28. electrode materials as claimed in claim 25, under gravimetric wherein under 120C and 2C, the ratio of accessible maximum weight capacity is for being greater than 50%, and this electrode material can under a given discharge-rate, under this given discharge-rate circulation continuous maintain its capacity after being greater than 1000 circulations be greater than 75%.

29. electrode materials as claimed in claim 25, under gravimetric wherein under 240C and 2C, the ratio of accessible maximum weight capacity is for being greater than 40%, and this electrode material can under a given discharge-rate, under this given discharge-rate circulation continuous maintain its capacity after being greater than 1000 circulations be greater than 75%.

30. electrode materials according to any one of claim 25 to 28, wherein this electrode material can under a given discharge-rate, under this given discharge-rate circulation continuous be greater than 2000 circulations or after being greater than 5000 circulations, maintain its capacity be greater than 75%.

31. 1 kinds of electrodes comprising nickel compound containing, the wherein capacity of every gram of electrode of this electrode under 240C discharge-rate, by the total weight of this electrode, for being greater than 100mAh.

32. 1 kinds of electrodes comprising nickel compound containing, the wherein capacity of every gram of electrode of this electrode under 120C discharge-rate, by the total weight of this electrode, for being greater than 120mAh.

33. 1 kinds of electrodes comprising nickel compound containing, the wherein capacity of every gram of electrode of this electrode under 60C discharge-rate, by the total weight of this electrode, for being greater than 130mAh.

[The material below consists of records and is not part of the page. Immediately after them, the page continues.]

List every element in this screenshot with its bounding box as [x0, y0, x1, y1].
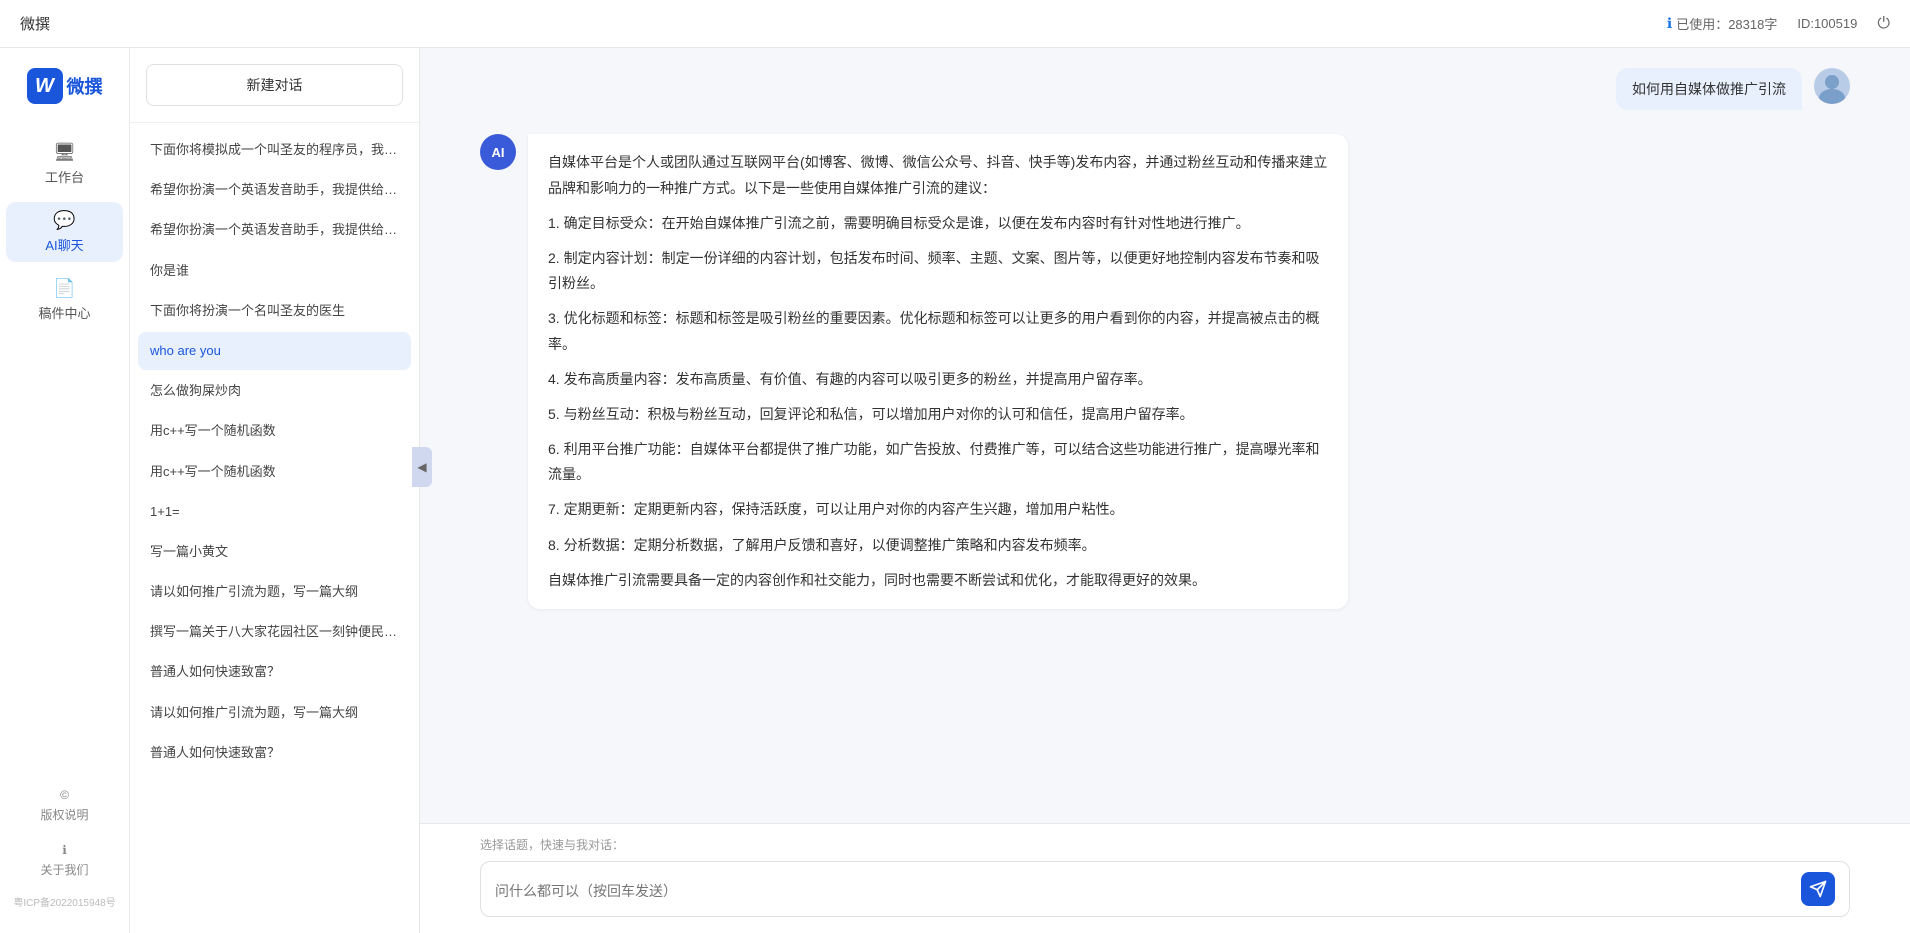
chat-messages: 如何用自媒体做推广引流 AI 自媒体平台是个人或团队通过互联网平	[420, 48, 1910, 823]
workspace-icon: 🖥	[53, 142, 76, 163]
logo-w-icon: W	[27, 68, 63, 104]
ai-avatar-label: AI	[492, 145, 505, 160]
sidebar-item-ai-chat[interactable]: 💬 AI聊天	[6, 202, 122, 262]
chat-history-item[interactable]: 希望你扮演一个英语发音助手，我提供给你...	[138, 211, 411, 249]
chat-history-item[interactable]: 请以如何推广引流为题，写一篇大纲	[138, 694, 411, 732]
logo-area: W 微撰	[27, 68, 103, 104]
chat-history-item[interactable]: 希望你扮演一个英语发音助手，我提供给你...	[138, 171, 411, 209]
chat-history-item[interactable]: 你是谁	[138, 252, 411, 290]
ai-avatar: AI	[480, 134, 516, 170]
user-avatar	[1814, 68, 1850, 104]
usage-text: 已使用：28318字	[1676, 14, 1777, 33]
topbar-right: ℹ 已使用：28318字 ID:100519 ⏻	[1667, 14, 1890, 33]
chat-input[interactable]	[495, 881, 1793, 897]
chat-history-item[interactable]: who are you	[138, 332, 411, 370]
ai-message-bubble: 自媒体平台是个人或团队通过互联网平台(如博客、微博、微信公众号、抖音、快手等)发…	[528, 134, 1348, 609]
about-label: 关于我们	[40, 861, 88, 878]
send-button[interactable]	[1801, 872, 1835, 906]
chat-history-item[interactable]: 用c++写一个随机函数	[138, 453, 411, 491]
collapse-sidebar-button[interactable]: ◀	[412, 447, 432, 487]
chat-history-item[interactable]: 普通人如何快速致富？	[138, 653, 411, 691]
nav-bottom: © 版权说明 ℹ 关于我们 粤ICP备2022015948号	[0, 780, 129, 913]
ai-message-row: AI 自媒体平台是个人或团队通过互联网平台(如博客、微博、微信公众号、抖音、快手…	[480, 134, 1850, 609]
sidebar-item-about[interactable]: ℹ 关于我们	[6, 835, 122, 886]
chat-history-item[interactable]: 撰写一篇关于八大家花园社区一刻钟便民生...	[138, 613, 411, 651]
ai-chat-label: AI聊天	[45, 235, 83, 254]
power-icon[interactable]: ⏻	[1877, 15, 1890, 33]
chat-input-area: 选择话题，快速与我对话：	[420, 823, 1910, 933]
ai-paragraph: 6. 利用平台推广功能：自媒体平台都提供了推广功能，如广告投放、付费推广等，可以…	[548, 437, 1328, 487]
chat-history-item[interactable]: 1+1=	[138, 493, 411, 531]
ai-paragraph: 自媒体推广引流需要具备一定的内容创作和社交能力，同时也需要不断尝试和优化，才能取…	[548, 568, 1328, 593]
chat-history-item[interactable]: 请以如何推广引流为题，写一篇大纲	[138, 573, 411, 611]
info-icon: ℹ	[1667, 15, 1672, 32]
user-message-text: 如何用自媒体做推广引流	[1632, 81, 1786, 97]
user-message-bubble: 如何用自媒体做推广引流	[1616, 68, 1802, 110]
sidebar-item-copyright[interactable]: © 版权说明	[6, 780, 122, 831]
topbar-id: ID:100519	[1797, 16, 1857, 31]
user-message-row: 如何用自媒体做推广引流	[480, 68, 1850, 110]
ai-paragraph: 1. 确定目标受众：在开始自媒体推广引流之前，需要明确目标受众是谁，以便在发布内…	[548, 211, 1328, 236]
chat-history-item[interactable]: 用c++写一个随机函数	[138, 412, 411, 450]
ai-chat-icon: 💬	[53, 210, 75, 231]
new-chat-button[interactable]: 新建对话	[146, 64, 403, 106]
ai-paragraph: 4. 发布高质量内容：发布高质量、有价值、有趣的内容可以吸引更多的粉丝，并提高用…	[548, 367, 1328, 392]
copyright-label: 版权说明	[40, 806, 88, 823]
logo-text: 微撰	[67, 73, 103, 99]
drafts-icon: 📄	[53, 278, 75, 299]
chat-area: 如何用自媒体做推广引流 AI 自媒体平台是个人或团队通过互联网平	[420, 48, 1910, 933]
beian-text: 粤ICP备2022015948号	[5, 890, 123, 913]
ai-paragraph: 2. 制定内容计划：制定一份详细的内容计划，包括发布时间、频率、主题、文案、图片…	[548, 246, 1328, 296]
ai-paragraph: 自媒体平台是个人或团队通过互联网平台(如博客、微博、微信公众号、抖音、快手等)发…	[548, 150, 1328, 200]
quick-prompt-label: 选择话题，快速与我对话：	[480, 836, 1850, 853]
chat-history-item[interactable]: 下面你将扮演一个名叫圣友的医生	[138, 292, 411, 330]
chat-history-item[interactable]: 下面你将模拟成一个叫圣友的程序员，我说...	[138, 131, 411, 169]
left-nav: W 微撰 🖥 工作台 💬 AI聊天 📄 稿件中心 © 版权说明 ℹ	[0, 48, 130, 933]
ai-message-text: 自媒体平台是个人或团队通过互联网平台(如博客、微博、微信公众号、抖音、快手等)发…	[548, 150, 1328, 593]
chat-history-item[interactable]: 普通人如何快速致富？	[138, 734, 411, 772]
chat-history-sidebar: 新建对话 下面你将模拟成一个叫圣友的程序员，我说...希望你扮演一个英语发音助手…	[130, 48, 420, 933]
input-box-wrap	[480, 861, 1850, 917]
topbar: 微撰 ℹ 已使用：28318字 ID:100519 ⏻	[0, 0, 1910, 48]
about-icon: ℹ	[62, 843, 67, 857]
ai-paragraph: 7. 定期更新：定期更新内容，保持活跃度，可以让用户对你的内容产生兴趣，增加用户…	[548, 497, 1328, 522]
sidebar-item-drafts[interactable]: 📄 稿件中心	[6, 270, 122, 330]
sidebar-item-workspace[interactable]: 🖥 工作台	[6, 134, 122, 194]
drafts-label: 稿件中心	[38, 303, 90, 322]
sidebar-header: 新建对话	[130, 48, 419, 123]
ai-paragraph: 5. 与粉丝互动：积极与粉丝互动，回复评论和私信，可以增加用户对你的认可和信任，…	[548, 402, 1328, 427]
topbar-usage: ℹ 已使用：28318字	[1667, 14, 1777, 33]
chat-history-item[interactable]: 写一篇小黄文	[138, 533, 411, 571]
workspace-label: 工作台	[45, 167, 84, 186]
ai-paragraph: 3. 优化标题和标签：标题和标签是吸引粉丝的重要因素。优化标题和标签可以让更多的…	[548, 306, 1328, 356]
main-layout: W 微撰 🖥 工作台 💬 AI聊天 📄 稿件中心 © 版权说明 ℹ	[0, 48, 1910, 933]
chat-history-list: 下面你将模拟成一个叫圣友的程序员，我说...希望你扮演一个英语发音助手，我提供给…	[130, 123, 419, 933]
ai-paragraph: 8. 分析数据：定期分析数据，了解用户反馈和喜好，以便调整推广策略和内容发布频率…	[548, 533, 1328, 558]
copyright-icon: ©	[60, 788, 69, 802]
chat-history-item[interactable]: 怎么做狗屎炒肉	[138, 372, 411, 410]
nav-items: 🖥 工作台 💬 AI聊天 📄 稿件中心	[0, 134, 129, 330]
topbar-title: 微撰	[20, 13, 1667, 34]
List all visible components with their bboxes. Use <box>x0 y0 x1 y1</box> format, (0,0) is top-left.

34. 1 kinds of electrodes comprising nickel compound containing, the wherein capacity of every gram of electrode of this electrode under 10C discharge-rate, by the total weight of this electrode, for being greater than 140mAh.

35. electrodes according to any one of claim 30 to 33, wherein this electrode under this discharge-rate of specifying, herein means after charge/discharge cycle under fixed discharge-rate continues to be greater than 1000 circulations and maintain at least 80% of its capacity.

36. electrodes as claimed in claim 34, wherein this electrode material under this discharge-rate of specifying, herein means after charge/discharge cycle under fixed discharge-rate continues to be greater than 5000 circulations and maintain at least 80% of its capacity.

37. electrodes as claimed in claim 33, wherein this electrode under this discharge-rate of specifying, herein means fixed discharge-rate under charge/discharge cycle continue to be greater than 10,000 time circulation after maintain its capacity at least 80%.

38. electrodes according to any one of the preceding claims, the wherein specific power of this electrode, according to the total weight of this electrode, for being greater than 2W/g or 5W/g or 10W/g or 20W/g.